- by Dr. Diego Scarpetta, an internist from Colombia
Dr. Diego's IG: dr.pocus
Case 1: Burns by Gas Cylinder Explosion
A 51-year-old male with a history of hypertension. He was admitted at 21:30 to ER for burns of 18% of the TBS (face, left hemithorax, both arms) after being exposed to a gas cylinder explosion. Nasal hair was partially burned, without burning of the oral mucosa, carbonaceous sputum, or hoarseness. It was performed a CT scan of the abdomen and thorax did not appear to have shock wave injuries (pneumothorax or pneumoperitoneum).
Infusion of intravenous fluids (Baxter, PMH) was started, and vaseline dressings with chlorhexidine were applied.
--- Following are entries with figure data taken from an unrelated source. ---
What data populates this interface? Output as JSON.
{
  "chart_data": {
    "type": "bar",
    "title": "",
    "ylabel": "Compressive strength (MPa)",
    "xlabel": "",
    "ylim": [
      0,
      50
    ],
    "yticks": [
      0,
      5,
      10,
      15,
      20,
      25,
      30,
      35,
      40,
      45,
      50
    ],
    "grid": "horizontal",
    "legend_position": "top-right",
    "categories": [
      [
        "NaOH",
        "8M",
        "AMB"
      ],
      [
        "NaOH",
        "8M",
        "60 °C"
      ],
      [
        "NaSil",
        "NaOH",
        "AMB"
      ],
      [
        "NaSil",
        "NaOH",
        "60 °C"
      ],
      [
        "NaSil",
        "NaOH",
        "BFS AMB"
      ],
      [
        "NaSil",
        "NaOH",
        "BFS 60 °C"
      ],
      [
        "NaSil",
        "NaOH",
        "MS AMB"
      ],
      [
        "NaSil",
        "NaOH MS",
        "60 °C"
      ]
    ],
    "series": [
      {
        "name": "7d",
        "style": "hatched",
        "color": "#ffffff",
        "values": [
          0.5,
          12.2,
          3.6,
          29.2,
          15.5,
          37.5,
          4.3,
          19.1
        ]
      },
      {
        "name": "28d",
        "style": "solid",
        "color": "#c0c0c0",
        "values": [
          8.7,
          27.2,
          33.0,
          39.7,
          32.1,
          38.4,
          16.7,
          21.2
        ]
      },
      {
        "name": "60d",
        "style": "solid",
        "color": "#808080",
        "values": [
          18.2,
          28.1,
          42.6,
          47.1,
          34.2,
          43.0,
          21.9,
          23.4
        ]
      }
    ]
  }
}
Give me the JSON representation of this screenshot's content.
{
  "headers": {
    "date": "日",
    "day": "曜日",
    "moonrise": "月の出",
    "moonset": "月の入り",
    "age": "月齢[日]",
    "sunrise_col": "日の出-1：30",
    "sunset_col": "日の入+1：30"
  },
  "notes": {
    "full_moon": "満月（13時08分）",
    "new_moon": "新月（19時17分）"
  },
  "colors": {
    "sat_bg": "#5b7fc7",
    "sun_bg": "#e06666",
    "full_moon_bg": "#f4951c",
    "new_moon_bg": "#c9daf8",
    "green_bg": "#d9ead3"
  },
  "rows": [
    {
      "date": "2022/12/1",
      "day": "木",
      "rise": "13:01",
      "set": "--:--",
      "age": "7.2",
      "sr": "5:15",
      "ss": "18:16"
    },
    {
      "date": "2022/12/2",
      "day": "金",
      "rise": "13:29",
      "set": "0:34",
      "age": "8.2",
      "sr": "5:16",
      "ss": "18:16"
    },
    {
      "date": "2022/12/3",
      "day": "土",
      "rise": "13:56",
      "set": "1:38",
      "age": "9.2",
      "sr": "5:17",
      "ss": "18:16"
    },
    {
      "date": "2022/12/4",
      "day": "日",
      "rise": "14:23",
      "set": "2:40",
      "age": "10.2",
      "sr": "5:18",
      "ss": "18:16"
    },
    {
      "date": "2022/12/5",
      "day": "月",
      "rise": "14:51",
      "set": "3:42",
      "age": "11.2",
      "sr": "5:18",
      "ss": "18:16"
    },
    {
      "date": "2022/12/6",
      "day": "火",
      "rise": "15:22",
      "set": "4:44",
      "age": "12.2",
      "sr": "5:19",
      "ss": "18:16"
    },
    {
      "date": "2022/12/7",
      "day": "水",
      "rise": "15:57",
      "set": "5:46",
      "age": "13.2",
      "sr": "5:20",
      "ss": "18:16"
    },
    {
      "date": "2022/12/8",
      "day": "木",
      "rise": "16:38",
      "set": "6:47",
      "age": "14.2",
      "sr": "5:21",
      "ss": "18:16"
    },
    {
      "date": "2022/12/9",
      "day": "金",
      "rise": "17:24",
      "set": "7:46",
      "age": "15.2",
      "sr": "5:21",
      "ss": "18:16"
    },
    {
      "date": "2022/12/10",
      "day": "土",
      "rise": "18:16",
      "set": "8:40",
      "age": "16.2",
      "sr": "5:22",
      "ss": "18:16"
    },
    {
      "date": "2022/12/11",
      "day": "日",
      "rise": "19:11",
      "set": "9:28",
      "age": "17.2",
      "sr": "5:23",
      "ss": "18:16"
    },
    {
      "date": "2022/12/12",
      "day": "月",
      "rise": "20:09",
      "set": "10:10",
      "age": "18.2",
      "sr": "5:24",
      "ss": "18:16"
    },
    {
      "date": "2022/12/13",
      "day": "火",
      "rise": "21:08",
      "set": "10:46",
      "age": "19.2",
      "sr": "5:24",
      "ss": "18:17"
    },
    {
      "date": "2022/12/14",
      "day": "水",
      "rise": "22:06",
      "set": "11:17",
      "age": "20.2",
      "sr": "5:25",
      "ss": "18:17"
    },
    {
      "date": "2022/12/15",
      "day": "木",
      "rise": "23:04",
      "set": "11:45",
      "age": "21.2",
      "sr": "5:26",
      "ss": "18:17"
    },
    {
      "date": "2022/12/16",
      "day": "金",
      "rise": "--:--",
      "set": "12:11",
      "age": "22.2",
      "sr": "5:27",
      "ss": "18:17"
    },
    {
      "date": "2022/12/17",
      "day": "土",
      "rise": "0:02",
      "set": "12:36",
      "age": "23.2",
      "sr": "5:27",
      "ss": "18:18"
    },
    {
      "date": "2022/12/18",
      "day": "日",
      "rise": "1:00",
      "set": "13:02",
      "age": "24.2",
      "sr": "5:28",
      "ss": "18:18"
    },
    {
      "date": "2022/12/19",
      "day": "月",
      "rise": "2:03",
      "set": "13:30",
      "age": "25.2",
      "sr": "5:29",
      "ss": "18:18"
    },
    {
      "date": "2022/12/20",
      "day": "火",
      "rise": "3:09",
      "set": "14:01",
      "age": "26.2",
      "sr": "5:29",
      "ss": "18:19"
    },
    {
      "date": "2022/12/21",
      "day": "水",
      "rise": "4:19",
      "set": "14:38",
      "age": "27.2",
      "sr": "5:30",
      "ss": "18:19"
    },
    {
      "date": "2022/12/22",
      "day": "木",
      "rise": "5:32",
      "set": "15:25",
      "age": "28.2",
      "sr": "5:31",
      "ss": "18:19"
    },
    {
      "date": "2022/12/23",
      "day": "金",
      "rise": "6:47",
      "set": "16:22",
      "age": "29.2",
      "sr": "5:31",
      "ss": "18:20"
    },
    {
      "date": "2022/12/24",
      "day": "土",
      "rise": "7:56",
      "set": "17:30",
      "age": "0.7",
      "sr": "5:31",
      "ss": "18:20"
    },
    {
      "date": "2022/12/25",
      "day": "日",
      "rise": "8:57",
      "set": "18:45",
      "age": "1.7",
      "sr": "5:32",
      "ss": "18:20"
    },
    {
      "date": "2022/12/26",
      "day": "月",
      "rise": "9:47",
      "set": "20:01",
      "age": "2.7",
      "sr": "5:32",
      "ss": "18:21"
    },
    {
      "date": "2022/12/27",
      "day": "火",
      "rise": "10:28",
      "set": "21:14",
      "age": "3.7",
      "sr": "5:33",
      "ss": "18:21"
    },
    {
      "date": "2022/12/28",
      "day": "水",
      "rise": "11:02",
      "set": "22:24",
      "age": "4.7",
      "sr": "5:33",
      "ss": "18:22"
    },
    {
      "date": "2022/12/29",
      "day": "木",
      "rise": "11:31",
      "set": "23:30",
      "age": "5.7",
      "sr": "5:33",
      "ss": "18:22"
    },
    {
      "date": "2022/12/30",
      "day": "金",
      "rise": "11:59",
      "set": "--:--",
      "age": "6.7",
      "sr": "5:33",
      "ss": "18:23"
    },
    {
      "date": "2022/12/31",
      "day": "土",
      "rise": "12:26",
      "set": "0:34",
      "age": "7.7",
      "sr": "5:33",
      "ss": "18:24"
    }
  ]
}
He was admitted to airway surveillance in ICU. He arrived with O2 sat > 96%, stable vital signs, controlled pain, soft and depressible abdomen, preserved diuresis. Normal lab tests.
He remained stable overnight, SatO2 is ok. However, at 06:20 the patient began to complain of abdominal pain and nausea. Additionally, he looked pale, had tachycardia, and with a tendency to hypotension.
07:10 am, 50 mmHg Adrenergic vasopressors were started through a subclavian CVC.
07:20 am, he remained with a soft abdomen but complained of mild pain (3/10), an urgent control of total blood count was requested due to suspected bleeding.
07:30 am, a FAST protocol was performed, finding abundant free fluid in Morrison’s space and rectovesical pouch; no observation was made in the splenorenal recess because he had dressings in that location. The patient was evaluated by a surgeon minutes later, and despite the abdomen wasn’t painful or with peritonitis signs, massive retroperitoneal bleeding was suspected.
09:45 am, a lab call was received to report a decrease in hemoglobin from 12.9 to 8.9 g/dl.
10:00 am, official report of CT scan: Liver: diffuse fatty infiltration. The gallbladder, bile duct, pancreas, kidneys were ok. Spleen with irregular margins with perisplenic hematoma. No pneumoperitoneum. A moderate amount of fluid with blood density in a left paracolic leak that extends into the pelvis, contacting the external iliac vessels on the left side and the urinary bladder.
10:30 am, the patient was transferred to surgery. Op findings: Drainage of 3000 ml of blood material. Splenic vessel injury was ligated.
Case 2: COPD
67 years-old woman with COPD (chronic obstructive pulmonary disease). She was admitted to the emergency room for exacerbation of respiratory symptoms (Anthonisen I) one week ago.
LUCI on the right side shows multiple B lines, while the left side shows a consolidation, compatible with the CT scan findings.
The patient was intubated and required vasopressors and antibiotics for little more than a week. Now she is ending her recovery in the intermediate critical care unit.
Case 3: Perdicardial Effusion
74 years-old man with a history of arterial hypertension and poorly controlled type 2 diabetes mellitus. Diarrhea for a week, anuria in the last 24 hours.
Blood urea nitrogen (bun) = 137 mg/dL (22.8 mmol/L), K= 8.5 mEq/L, uremic frost, and perdicardial effusion, PTH 278 pg/ml.
Hemodialysis was started, achieving a good response.
Case 4: Lung Ultrasound in the Critically Ill
60 years- old man with type 2 diabetes, arterial hypertension, heart failure (AHA C NYHA II caused by coronary disease). He was transferred to ICU after consulting for 11 days of dyspnea, cough, fever, and anosmia. He refused to get the SARS-CoV-2 vaccine. The RT-PCR was positive.
Lung ultrasound in the critically ill (LUCI): B lines suggestive of the alveolar – interstitial syndrome.
CT Scan: Ground-glass opacification areas in both lung fields (greater in peripheral, and lower lobes).Some interesting publications about the relevance of ultrasonography in the early assessment of Covid 19 patients.
Case 5: Hypertensive Cardiomyopathy
86 years-old man with chronic arterial hypertension and heart failure consults to ED for exacerbation of dyspnea.